In the SPRINT trial, aiming for a SBP lower than 120 mm Hg, as compared with less than 140 mm Hg was associated with lower rates of heart failure events, cardiovascular deaths and total deaths [18].

On the other hand, retrospective studies have shown increased mortality with lower blood pressures in the elderly. Kovesdy et al found that patients with a SBP of 130 to 159 mm Hg combined with a DBP of 70 to 89 mm Hg had the lowest adjusted mortality rates, comparing to those with higher or lower BP readings [19].

In 21,000 patients older than 65 years with stage 3-5 CKD not yet on dialysis there was increased mortality with a baseline SBP < 120 mmHg comparing to a SBP between 131-140 mmHg. A SBP higher > 140 mmHg was associated with increased mortality only in the younger patients with CKD [20].

We believe the discrepancy about optimal blood pressure targets in older patients might be related to the presence of CHF, since hypotension in this setting has been associated with reduced survival [2124].

In this study, we excluded patients with a clinical diagnosis of CHF at baseline, so our findings cannot be applied to those patients with CKD and underlying CHF.
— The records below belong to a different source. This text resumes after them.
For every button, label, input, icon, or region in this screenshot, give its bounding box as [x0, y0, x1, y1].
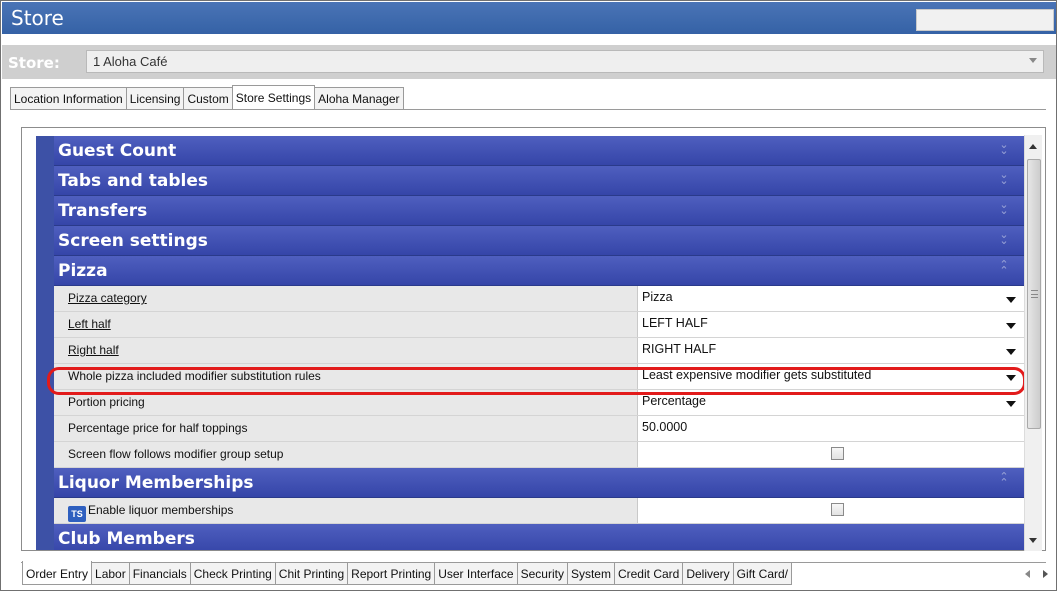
store-label: Store: — [8, 54, 60, 72]
section-title: Club Members — [58, 529, 195, 549]
property-name: Screen flow follows modifier group setup — [54, 442, 638, 467]
tab-scroll-right-icon[interactable] — [1043, 570, 1048, 578]
section-transfers[interactable]: Transfers ⌄ ⌄ — [54, 196, 1024, 226]
scroll-down-arrow-icon[interactable] — [1029, 538, 1037, 543]
property-dropdown[interactable]: RIGHT HALF — [639, 338, 1024, 363]
tab-security[interactable]: Security — [516, 563, 568, 585]
chevron-down-icon[interactable] — [1006, 349, 1016, 355]
chevron-down-icon[interactable] — [1006, 401, 1016, 407]
tab-system[interactable]: System — [566, 563, 615, 585]
category-strip — [36, 136, 54, 550]
title-bar-field — [916, 9, 1054, 31]
bottom-tab-strip: Order Entry Labor Financials Check Print… — [22, 561, 793, 585]
window-title: Store — [11, 6, 64, 30]
section-title: Guest Count — [58, 141, 177, 161]
section-club-members[interactable]: Club Members — [54, 524, 1024, 550]
property-name: Right half — [54, 338, 638, 363]
section-title: Liquor Memberships — [58, 473, 254, 493]
property-name: Left half — [54, 312, 638, 337]
tab-gift-card[interactable]: Gift Card/ — [732, 563, 793, 585]
tab-user-interface[interactable]: User Interface — [434, 563, 518, 585]
property-row-half-topping-price: Percentage price for half toppings 50.00… — [54, 416, 1024, 442]
store-selector-bar: Store: 1 Aloha Café — [2, 45, 1056, 79]
property-value: RIGHT HALF — [642, 342, 717, 356]
property-row-portion-pricing: Portion pricing Percentage — [54, 390, 1024, 416]
tab-scroll-left-icon[interactable] — [1025, 570, 1030, 578]
expand-chevron-icon[interactable]: ⌄ ⌄ — [998, 230, 1010, 248]
property-dropdown[interactable]: Percentage — [639, 390, 1024, 415]
chevron-down-icon[interactable] — [1006, 375, 1016, 381]
property-value: LEFT HALF — [642, 316, 708, 330]
property-dropdown[interactable]: Pizza — [639, 286, 1024, 311]
collapse-chevron-icon[interactable]: ⌃ ⌃ — [998, 472, 1010, 490]
property-row-substitution-rules: Whole pizza included modifier substituti… — [54, 364, 1024, 390]
top-tab-strip: Location Information Licensing Custom St… — [10, 85, 404, 109]
tab-report-printing[interactable]: Report Printing — [347, 563, 436, 585]
tab-divider — [10, 109, 1046, 110]
property-row-left-half: Left half LEFT HALF — [54, 312, 1024, 338]
property-row-pizza-category: Pizza category Pizza — [54, 286, 1024, 312]
property-name-text: Enable liquor memberships — [88, 503, 234, 517]
store-dropdown-value: 1 Aloha Café — [93, 54, 168, 69]
tab-custom[interactable]: Custom — [183, 87, 233, 109]
expand-chevron-icon[interactable]: ⌄ ⌄ — [998, 170, 1010, 188]
section-title: Pizza — [58, 261, 108, 281]
section-guest-count[interactable]: Guest Count ⌄ ⌄ — [54, 136, 1024, 166]
property-row-right-half: Right half RIGHT HALF — [54, 338, 1024, 364]
screen-flow-checkbox[interactable] — [831, 447, 844, 460]
property-value: Percentage — [642, 394, 706, 408]
tab-labor[interactable]: Labor — [91, 563, 130, 585]
expand-chevron-icon[interactable]: ⌄ ⌄ — [998, 140, 1010, 158]
property-row-screen-flow: Screen flow follows modifier group setup — [54, 442, 1024, 468]
property-value-cell — [639, 442, 1024, 467]
property-name: Portion pricing — [54, 390, 638, 415]
tab-order-entry[interactable]: Order Entry — [22, 561, 93, 585]
property-value: Least expensive modifier gets substitute… — [642, 368, 872, 382]
property-dropdown[interactable]: LEFT HALF — [639, 312, 1024, 337]
tab-store-settings[interactable]: Store Settings — [231, 85, 316, 109]
section-liquor-memberships[interactable]: Liquor Memberships ⌃ ⌃ — [54, 468, 1024, 498]
property-grid: Guest Count ⌄ ⌄ Tabs and tables ⌄ ⌄ Transf… — [54, 136, 1024, 550]
section-title: Tabs and tables — [58, 171, 208, 191]
chevron-down-icon — [1029, 58, 1037, 63]
settings-panel: Guest Count ⌄ ⌄ Tabs and tables ⌄ ⌄ Transf… — [21, 127, 1046, 551]
section-title: Screen settings — [58, 231, 208, 251]
vertical-scrollbar[interactable] — [1024, 135, 1042, 551]
tab-location-information[interactable]: Location Information — [10, 87, 127, 109]
property-value: Pizza — [642, 290, 673, 304]
tab-licensing[interactable]: Licensing — [125, 87, 185, 109]
expand-chevron-icon[interactable]: ⌄ ⌄ — [998, 200, 1010, 218]
property-row-enable-liquor: TS Enable liquor memberships — [54, 498, 1024, 524]
chevron-down-icon[interactable] — [1006, 297, 1016, 303]
tab-aloha-manager[interactable]: Aloha Manager — [314, 87, 404, 109]
chevron-down-icon[interactable] — [1006, 323, 1016, 329]
property-dropdown[interactable]: Least expensive modifier gets substitute… — [639, 364, 1024, 389]
section-tabs-and-tables[interactable]: Tabs and tables ⌄ ⌄ — [54, 166, 1024, 196]
property-value-cell — [639, 498, 1024, 523]
section-screen-settings[interactable]: Screen settings ⌄ ⌄ — [54, 226, 1024, 256]
tab-chit-printing[interactable]: Chit Printing — [274, 563, 349, 585]
store-window: Store Store: 1 Aloha Café Location Infor… — [0, 0, 1057, 591]
tab-check-printing[interactable]: Check Printing — [189, 563, 276, 585]
property-text-field[interactable]: 50.0000 — [639, 416, 1024, 441]
collapse-chevron-icon[interactable]: ⌃ ⌃ — [998, 260, 1010, 278]
scroll-thumb[interactable] — [1027, 159, 1041, 429]
property-name: TS Enable liquor memberships — [54, 498, 638, 523]
property-name: Pizza category — [54, 286, 638, 311]
tab-credit-card[interactable]: Credit Card — [613, 563, 684, 585]
property-name: Whole pizza included modifier substituti… — [54, 364, 638, 389]
tab-delivery[interactable]: Delivery — [682, 563, 734, 585]
property-name: Percentage price for half toppings — [54, 416, 638, 441]
section-title: Transfers — [58, 201, 148, 221]
grip-icon — [1031, 290, 1038, 298]
tab-financials[interactable]: Financials — [128, 563, 191, 585]
ts-icon: TS — [68, 506, 86, 522]
store-dropdown[interactable]: 1 Aloha Café — [86, 50, 1044, 73]
enable-liquor-checkbox[interactable] — [831, 503, 844, 516]
title-bar: Store — [2, 2, 1056, 34]
section-pizza[interactable]: Pizza ⌃ ⌃ — [54, 256, 1024, 286]
scroll-up-arrow-icon[interactable] — [1029, 144, 1037, 149]
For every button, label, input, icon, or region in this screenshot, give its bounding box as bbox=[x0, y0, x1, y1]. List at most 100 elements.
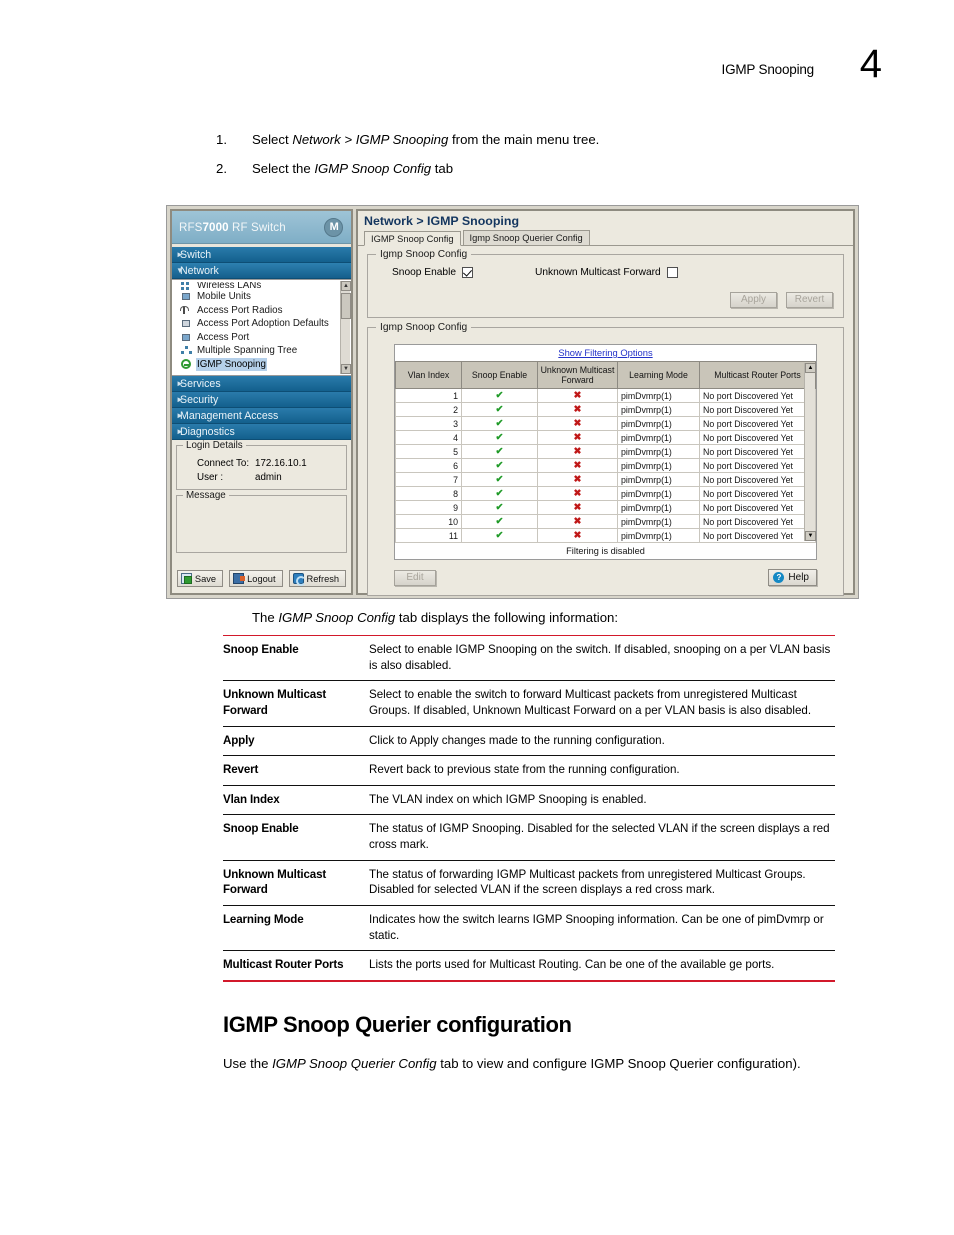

In a recent paper we have found that a low SBP (less than 120 mmHg) was associated with worse survival in patients with CKD, nonetheless that patient population had more cardiovascular comorbidities at baseline (especially CHF). Based on our current findings we think studies evaluating the optimal BP target in older patients with CKD might need to differentiate among patients with and without heart failure and LVH [25].

Although this was an observational study, the follow up was extensive, given the unique geographical characteristics of this population. Most patients receive their care in one of two local clinics and are admitted to one or two hospitals which share electronic medical records. This allows for close follow up of outcomes of interest.

Among the limitations of this study we cite the retrospective design, small number of patients, lack of significant number of minorities, inability to assess for reversibility of LVH changes, use of ECG and echocardiographic criteria together, although in CKD patients LVH on electrocardiogram is associated with a higher increase in CV mortality than other traditional risk factors [26].

Conclusion

The combination of higher systolic blood pressure and LVH might identify older patients with CKD at higher risk of cardiovascular outcomes. These results should be confirmed with larger studies.